Im Vorgebirge und im Ahrtal sind am Montag bei vielen Menschen schreckliche Erinnerungen wach geworden. Am Montag hatte es verstärkt geregnet, was zu dutzenden Einsätzen bei Feuerwehr und THW führte. Wir haben in den betroffenen Orten nachgefragt, wie die Einsatzlage aussah und wie die Menschen sich dort gerade fühlen.

Ahrtal: Mehr als 50 Liter Regen pro Quadratmeter

Es fielen teilweise mehr als 50 Liter Regen pro Quadratmeter. Im Ahrtal mussten die Menschen am frühen Montagnachmittag eine Gewitterfront über sich ergehen lassen. Verbunden damit war ein heftiger Niedergang von Starkregen. Bei vielen Menschen wurden Gedanken an die dramatischen Ereignisse der Flutnacht vom vergangenen Juli wach. Da hatte es den ganzen Tag über buchstäblich „wie aus Eimern“ geschüttet. „Ich bin am Montag, genauso wie am 14. Juli, den Rossberg in Richtung Altenahr runtergefahren. Es hat genauso stark geregnet wie damals und bei mir kamen die Erinnerungen hoch“, so Klaus Angel aus Dernau, der das neuerliche Unwetter im Auto erlebte.

Besonders heftig tobte das Gewitter über der Kreisstadt Bad Neuenahr-Ahrweiler. Während bei der Polizeiinspektion in Ahrweiler rund eine halbes Dutzend Notrufe eingingen, hatten die Wehren der Kreisstadt wesentlich mehr zu tun. Stadtwehrleiter Marcus Mandt registrierte 41 starkregen-bedingte Einsätze in fast allen Stadtteilen. Zwischen Heppingen und dem Heimersheimer Bahnhof schwemmte der Regen Dreck und Geröll von der Landskrone auf die vielbefahrene Landskroner Straße.
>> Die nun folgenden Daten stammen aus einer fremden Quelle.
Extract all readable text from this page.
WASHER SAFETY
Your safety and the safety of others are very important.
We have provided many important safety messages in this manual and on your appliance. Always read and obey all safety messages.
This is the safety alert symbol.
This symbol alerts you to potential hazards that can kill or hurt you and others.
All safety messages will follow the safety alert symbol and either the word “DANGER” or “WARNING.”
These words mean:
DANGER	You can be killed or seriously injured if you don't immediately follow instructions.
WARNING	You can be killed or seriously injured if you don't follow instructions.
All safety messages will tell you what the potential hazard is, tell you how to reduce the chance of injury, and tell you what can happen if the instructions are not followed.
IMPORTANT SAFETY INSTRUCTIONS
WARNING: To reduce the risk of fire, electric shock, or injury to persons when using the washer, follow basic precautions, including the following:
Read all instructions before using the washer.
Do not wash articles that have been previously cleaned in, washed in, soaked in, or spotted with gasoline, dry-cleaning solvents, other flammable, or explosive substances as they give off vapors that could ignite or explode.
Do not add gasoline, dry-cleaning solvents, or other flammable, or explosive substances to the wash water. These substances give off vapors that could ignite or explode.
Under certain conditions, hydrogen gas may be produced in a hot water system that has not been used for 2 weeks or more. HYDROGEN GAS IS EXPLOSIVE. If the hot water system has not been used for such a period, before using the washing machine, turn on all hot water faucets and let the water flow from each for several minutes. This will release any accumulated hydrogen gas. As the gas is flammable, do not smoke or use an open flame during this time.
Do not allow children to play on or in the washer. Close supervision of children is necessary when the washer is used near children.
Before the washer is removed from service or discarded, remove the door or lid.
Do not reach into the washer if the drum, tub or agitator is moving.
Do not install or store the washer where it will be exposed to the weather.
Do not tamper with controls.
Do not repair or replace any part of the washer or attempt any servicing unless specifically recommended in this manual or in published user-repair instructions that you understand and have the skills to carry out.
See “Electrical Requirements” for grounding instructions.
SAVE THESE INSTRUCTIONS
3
Hier musste am Dienstag sogar der Bauhof der Stadt anrücken, um die braune Masse zu beseitigen.

An der Sebastianstraße in Ahrweiler trat der Mühlenteich über die Ufer, hier rückte das örtliche Technische Hilfswerk (THW), dass nur wenige Meter entfernt seinen Standort hat, an, um Abhilfe zu leisten. „Wir kommen im Moment einfach nicht zur Ruhe. Nach der Katwarn-Meldung am Mittag kam der Regen plötzlich und heftig, da brach unter den Nachbarn schon wieder Panik aus“, so ein Anwohner.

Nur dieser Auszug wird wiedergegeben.